Oil prices are surging so oil traders are having the time of their lives, right?
Well, no. Oil's startling price surge this year has actually driven many traders to the sidelines as wild intra-day swings magnified by powerful speculative funds confound traditional trading strategies, market sources say.
Many oil companies and major trading firms most closely involved in the day-to-day business of producing, refining and shipping crude oil have all but stopped betting on outright prices, scared off the unpredictability of daily movements.
"People have been put off trading everything due to the extraordinary state of the market, but flat price particularly. Crude swaps hardly trade at all any more," said Nigel Saperia at European trading powerhouse Glencore.
Traditional traders are still active in the market, but prefer to trade time spreads - the difference in price between one month's crude and the next - or crude-to-product refining margins, which carry much smaller risk than "flat" or outright prices.
"I can count the number of people I know still trading flat price on the fingers of one hand," said one experienced crude trader at a major oil company.
ERRATIC PRICE SWINGS
Oil prices have surged nearly 50 percent since January, a rise that has been accompanied by extreme volatility in individual trading sessions.
This year, nearly 44 percent of London Brent crude trading sessions have seen prices swing between extremes of a dollar or more apart. Between 1995 and 1999, only three percent of trading days had a $1 intra-day range or more.
These fluctuations can be triggered by news headlines or technical factors, and are often quickly reversed.
Spread or differential bets are seen as a relatively safe haven for traders offering shelter from the dangerous arena of flat prices, as they are thought to relate more closely to supply and demand information.
However, in the new landscape of this year's bull market, where far-out prices have risen to unheard-of levels, even spreads have defied traditional expectations and burnt the fingers of many a trader.
Analysts say this increased volatility comes from a tighter oil market, with little spare capacity and thinner stockpiles to cushion potential supply disruptions.
"Spare capacity within OPEC is so low that every news item makes the price go up and down," said Deutsche Bank's Adam Sieminski.
"Until we get more inventory, or more spare capacity from OPEC in the form of new fields on stream or lower demand, the higher level of volatility is likely to persist."
Higher speculative involvement from non-oil trade investors has also contributed to wider intra-day movements, traders say.
Hedge funds, particularly those using purely technical trading methods, can buy into market trends based on the steepness of a rally or decline, without any consideration for the fundamentals underlying it.

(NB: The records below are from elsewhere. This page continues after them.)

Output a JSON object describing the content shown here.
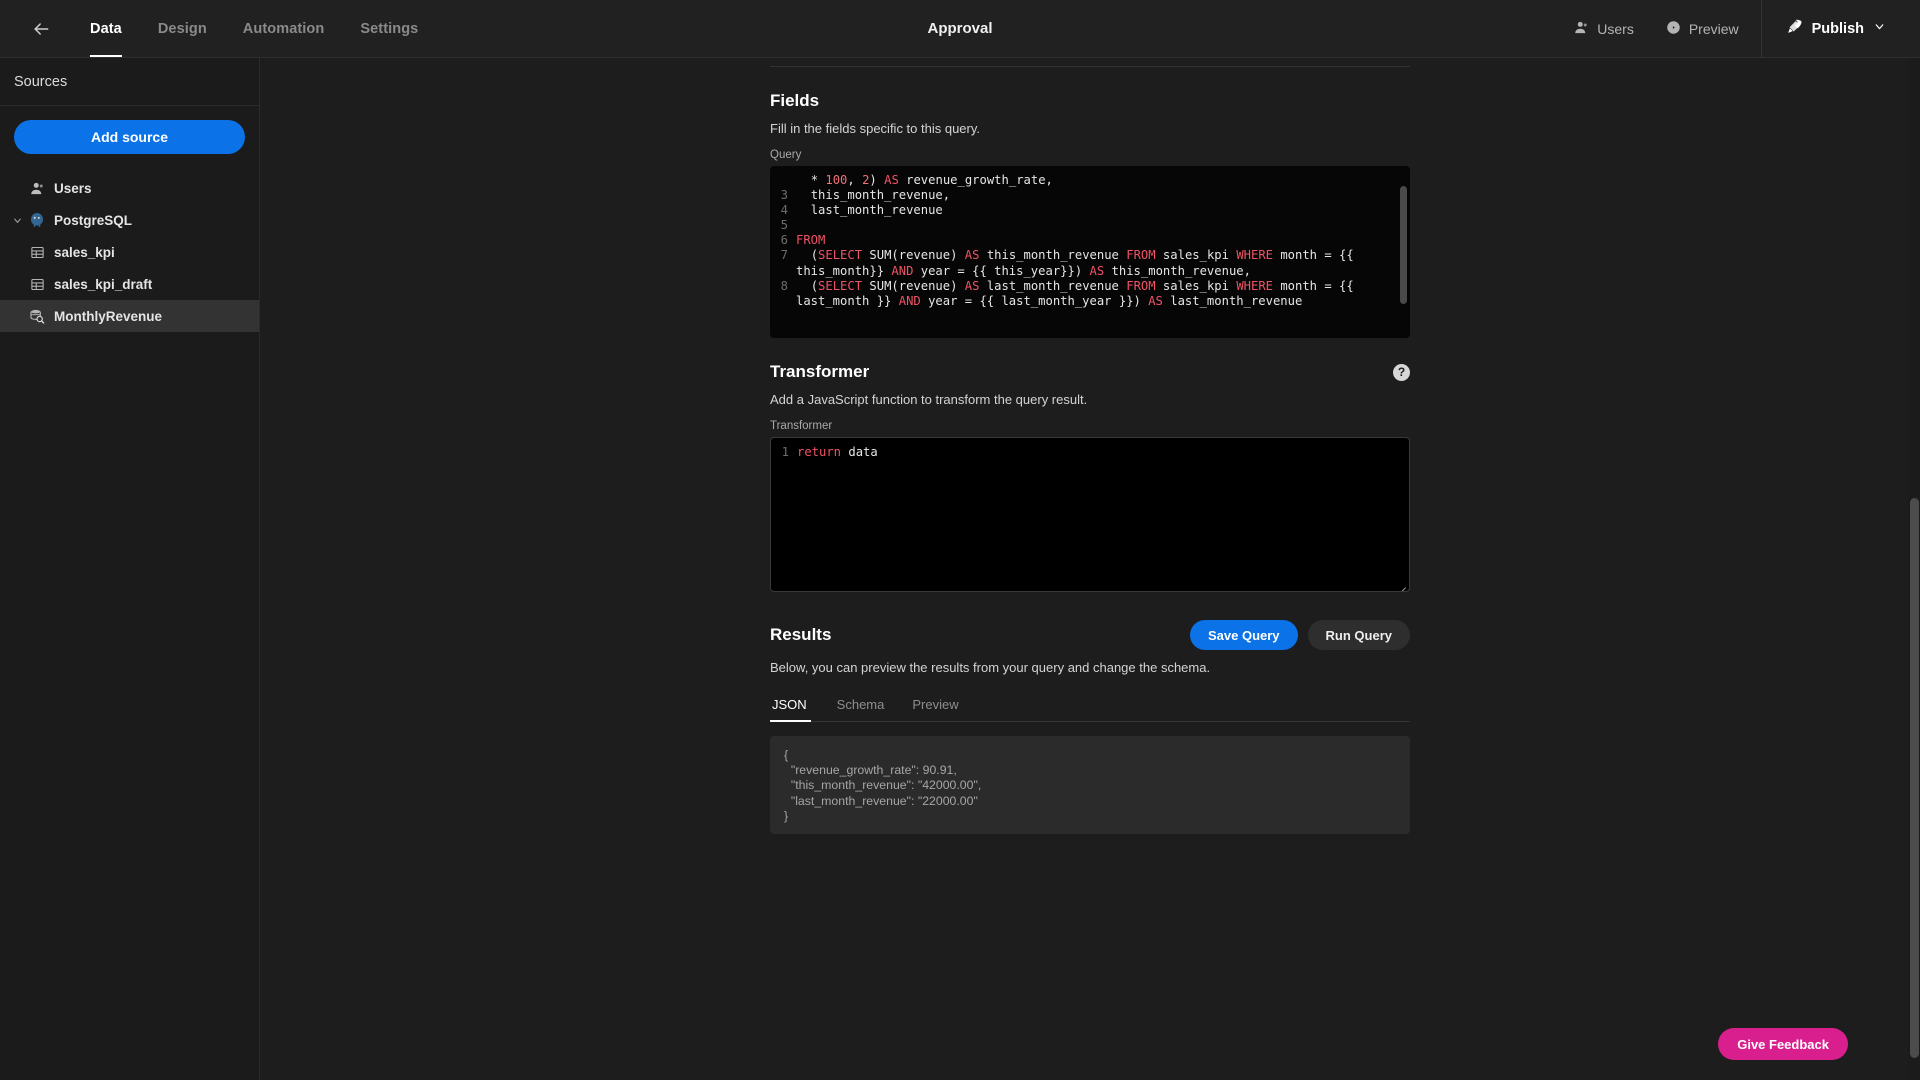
{
  "header": {
    "back_icon": "arrow-left-icon",
    "tabs": [
      {
        "label": "Data",
        "active": true
      },
      {
        "label": "Design",
        "active": false
      },
      {
        "label": "Automation",
        "active": false
      },
      {
        "label": "Settings",
        "active": false
      }
    ],
    "title": "Approval",
    "users_label": "Users",
    "preview_label": "Preview",
    "publish_label": "Publish"
  },
  "sidebar": {
    "heading": "Sources",
    "add_source_label": "Add source",
    "items": [
      {
        "label": "Users",
        "icon": "user-icon",
        "level": 0,
        "selected": false,
        "twisty": ""
      },
      {
        "label": "PostgreSQL",
        "icon": "postgresql-icon",
        "level": 0,
        "selected": false,
        "twisty": "chevron-down-icon"
      },
      {
        "label": "sales_kpi",
        "icon": "table-icon",
        "level": 2,
        "selected": false,
        "twisty": ""
      },
      {
        "label": "sales_kpi_draft",
        "icon": "table-icon",
        "level": 2,
        "selected": false,
        "twisty": ""
      },
      {
        "label": "MonthlyRevenue",
        "icon": "query-icon",
        "level": 2,
        "selected": true,
        "twisty": ""
      }
    ]
  },
  "fields": {
    "title": "Fields",
    "subtitle": "Fill in the fields specific to this query.",
    "query_label": "Query",
    "code_lines": [
      {
        "num": "",
        "tokens": [
          {
            "t": "  * ",
            "c": "plain"
          },
          {
            "t": "100",
            "c": "num"
          },
          {
            "t": ", ",
            "c": "plain"
          },
          {
            "t": "2",
            "c": "num"
          },
          {
            "t": ") ",
            "c": "plain"
          },
          {
            "t": "AS",
            "c": "kw"
          },
          {
            "t": " revenue_growth_rate,",
            "c": "plain"
          }
        ]
      },
      {
        "num": "3",
        "tokens": [
          {
            "t": "  this_month_revenue,",
            "c": "plain"
          }
        ]
      },
      {
        "num": "4",
        "tokens": [
          {
            "t": "  last_month_revenue",
            "c": "plain"
          }
        ]
      },
      {
        "num": "5",
        "tokens": [
          {
            "t": "",
            "c": "plain"
          }
        ]
      },
      {
        "num": "6",
        "tokens": [
          {
            "t": "FROM",
            "c": "kw"
          }
        ]
      },
      {
        "num": "7",
        "tokens": [
          {
            "t": "  (",
            "c": "plain"
          },
          {
            "t": "SELECT",
            "c": "kw"
          },
          {
            "t": " SUM(revenue) ",
            "c": "plain"
          },
          {
            "t": "AS",
            "c": "kw"
          },
          {
            "t": " this_month_revenue ",
            "c": "plain"
          },
          {
            "t": "FROM",
            "c": "kw"
          },
          {
            "t": " sales_kpi ",
            "c": "plain"
          },
          {
            "t": "WHERE",
            "c": "kw"
          },
          {
            "t": " month = {{ this_month}} ",
            "c": "plain"
          },
          {
            "t": "AND",
            "c": "kw"
          },
          {
            "t": " year = {{ this_year}}) ",
            "c": "plain"
          },
          {
            "t": "AS",
            "c": "kw"
          },
          {
            "t": " this_month_revenue,",
            "c": "plain"
          }
        ]
      },
      {
        "num": "8",
        "tokens": [
          {
            "t": "  (",
            "c": "plain"
          },
          {
            "t": "SELECT",
            "c": "kw"
          },
          {
            "t": " SUM(revenue) ",
            "c": "plain"
          },
          {
            "t": "AS",
            "c": "kw"
          },
          {
            "t": " last_month_revenue ",
            "c": "plain"
          },
          {
            "t": "FROM",
            "c": "kw"
          },
          {
            "t": " sales_kpi ",
            "c": "plain"
          },
          {
            "t": "WHERE",
            "c": "kw"
          },
          {
            "t": " month = {{ last_month }} ",
            "c": "plain"
          },
          {
            "t": "AND",
            "c": "kw"
          },
          {
            "t": " year = {{ last_month_year }}) ",
            "c": "plain"
          },
          {
            "t": "AS",
            "c": "kw"
          },
          {
            "t": " last_month_revenue",
            "c": "plain"
          }
        ]
      }
    ]
  },
  "transformer": {
    "title": "Transformer",
    "subtitle": "Add a JavaScript function to transform the query result.",
    "field_label": "Transformer",
    "help_icon": "help-icon",
    "help_glyph": "?",
    "code_lines": [
      {
        "num": "1",
        "tokens": [
          {
            "t": "return",
            "c": "kw"
          },
          {
            "t": " data",
            "c": "plain"
          }
        ]
      }
    ]
  },
  "results": {
    "title": "Results",
    "save_label": "Save Query",
    "run_label": "Run Query",
    "subtitle": "Below, you can preview the results from your query and change the schema.",
    "tabs": [
      {
        "label": "JSON",
        "active": true
      },
      {
        "label": "Schema",
        "active": false
      },
      {
        "label": "Preview",
        "active": false
      }
    ],
    "json_output": "{\n  \"revenue_growth_rate\": 90.91,\n  \"this_month_revenue\": \"42000.00\",\n  \"last_month_revenue\": \"22000.00\"\n}"
  },
  "feedback": {
    "label": "Give Feedback"
  },
  "colors": {
    "accent_blue": "#0b72e7",
    "feedback_pink": "#d91f8e",
    "keyword_red": "#ef5366",
    "number_pink": "#f07178",
    "sidebar_bg": "#1b1b1b",
    "page_bg": "#1d1d1d"
  }
}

Some active speculators will also attempt to push the market one direction in hopes of finding major "stops" - "buy" or "sell" technical levels set according to a trader's book to try and limit losses or lock in gains. Triggering one of these levels can add up to 50 cents to a major move, dealers say.
"There are a lot more systems traders in commodities as a whole, not just in oil, and trend followers tend to exacerbate a trend," said Barclays Capital's Kevin Norrish.
Front month Brent futures volume has grown over the last year - to an average 43,000 lots so far in 2004 compared to 39,000 in 2003 - but has not kept up with the volatility. Traders say that fewer transactions are needed for larger moves.
"In general, people are trading many fewer lots for much more money," one trader said.
Oil industry professionals have traditionally made money through their knowledge of fundamental supply and demand, by selling the market when it gets ahead of itself and buying it when it they see supply shortages coming up.
Now they increasingly fear that a play based on a solid grasp of market fundamentals could fall prey to a sudden fund-driven surge or collapse.
"The funds have blown up the market," said one trader. "It can go one way, or the other way, on a headline with nothing to do with fundamentals."